Tthe basic point stands - scoring every inning is unlikely (although the White Sox got 6/9 today). Also, you wouldn’t bat in the bottom of the 9th if you were winning, and you would probably be winning if you scored in the first 8 innings. So, if you mean scoring in all 9 innings (not all 8), then it should be about half as common as your probabilities would suggest.
To figure out the probability of a perfect game, you could just look at on-base percentage instead of batting average.
No, the walks and so forth are still important because each batter faced has two possible outcomes: either a hit or not a hit. The fact that the latter outcome includes outs as well as walks is irrelevant for the purpose of calculating the no-hitter. To calculate the probabilty of a no-hitter as mikeagro has done, you take the probabilty of a single event (a pitcher facing a batter ), which would be the probability that the batter is not able to get a hit (which is different from batting average), and the multiply that probability for each such event, which would mean all batters the pitcher (or combination of pitchers) faces would count as an event, whether they are put out or not. That would give you the probability of a no-hitter.

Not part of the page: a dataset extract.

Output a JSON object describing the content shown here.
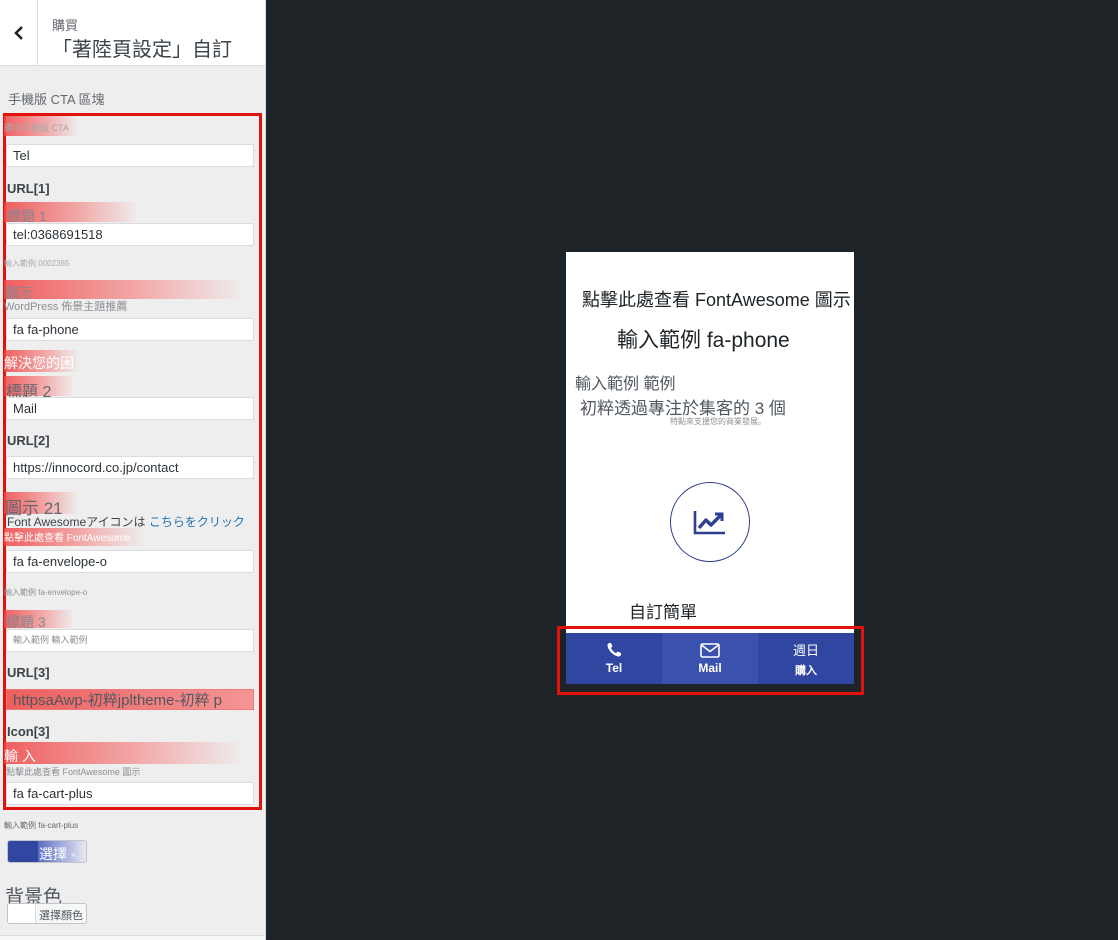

It is also clear that according to hajario’s site, the rarity of a game in which a team scores in all nine innings is more than mikeagro’s expected outcomes would suggest; once every 19,600 games. At 2430 games a year (there are 30 teams, but they play each other, so there are only half as many games as 30*162). , that works out to once every 8 years, instead of once every 35 years. Granted, there are lot of variable factors here; the very rough guess of the probability in scoring in a particular inning that mikeagro made, the fact that the number of teams has changed over time. Also, the probability of scoring in one inning is probably not independent of scoring in another.
The point remains, scoring in all 9 innings (at least in Major League Baseball) is much more rare than a no-hitter or even a perfect game.

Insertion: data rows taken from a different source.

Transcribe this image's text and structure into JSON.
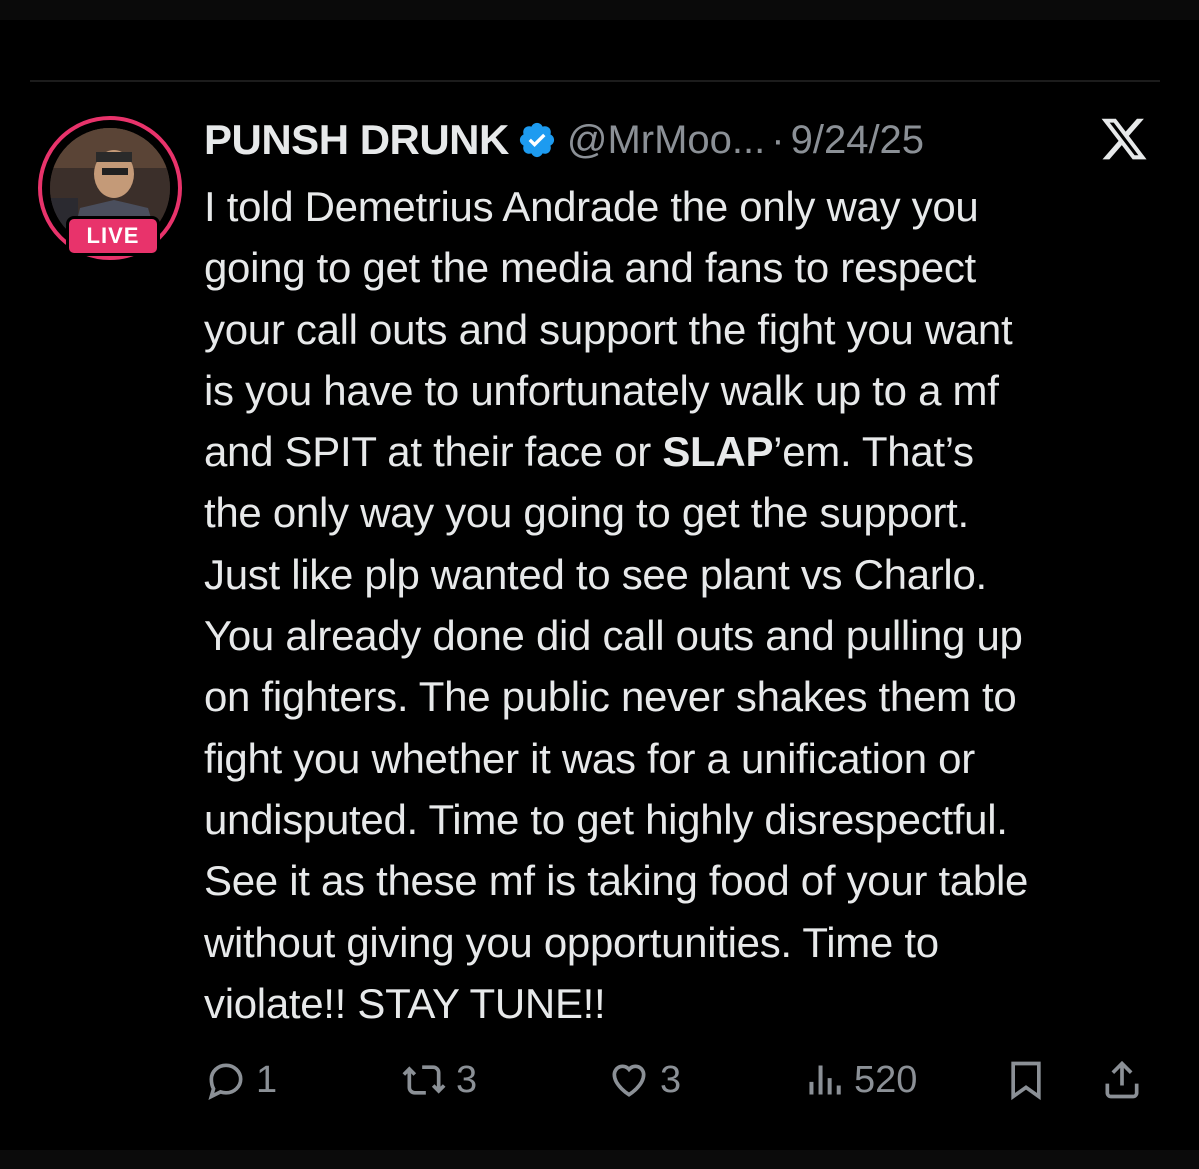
{
  "post": {
    "author_name": "PUNSH DRUNK",
    "handle": "@MrMoo...",
    "separator": "·",
    "date": "9/24/25",
    "live_label": "LIVE",
    "body_line_1": "I told Demetrius Andrade the only way you",
    "body_line_2": "going to get the media and fans to respect",
    "body_line_3": "your call outs and support the fight you want",
    "body_line_4": "is you have to unfortunately walk up to a mf",
    "body_line_5_a": "and SPIT at their face or ",
    "body_line_5_bold": "SLAP",
    "body_line_5_b": "’em. That’s",
    "body_line_6": "the only way you going to get the support.",
    "body_line_7": "Just like plp wanted to see plant vs Charlo.",
    "body_line_8": "You already done did call outs and pulling up",
    "body_line_9": "on fighters. The public never shakes them to",
    "body_line_10": "fight you whether it was for a unification or",
    "body_line_11": "undisputed. Time to get highly disrespectful.",
    "body_line_12": "See it as these mf is taking food of your table",
    "body_line_13": "without giving you opportunities. Time to",
    "body_line_14": "violate!! STAY TUNE!!"
  },
  "actions": {
    "replies": "1",
    "reposts": "3",
    "likes": "3",
    "views": "520"
  },
  "icons": {
    "verified": "verified-badge-icon",
    "brand": "x-logo-icon",
    "reply": "reply-icon",
    "repost": "repost-icon",
    "like": "heart-icon",
    "views": "views-icon",
    "bookmark": "bookmark-icon",
    "share": "share-icon"
  },
  "colors": {
    "background": "#000000",
    "text": "#e7e9ea",
    "muted": "#8b9096",
    "live": "#e8336b",
    "verified": "#1d9bf0"
  }
}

It’s interesting to note that no AL team has scored in every inning since the DH was instituted, something you think would make it easier to score in every inning.
Some of the problems with scoring in every inning include: uneven distribution of good offensive players throughout the batting order, increased use of relief pitchers now, and teams that are ahead by large margins not trying as hard to score.
I don’t believe that any of the teams that scored in every inning just scored one run in each inning. They’ve all put up very big numbers.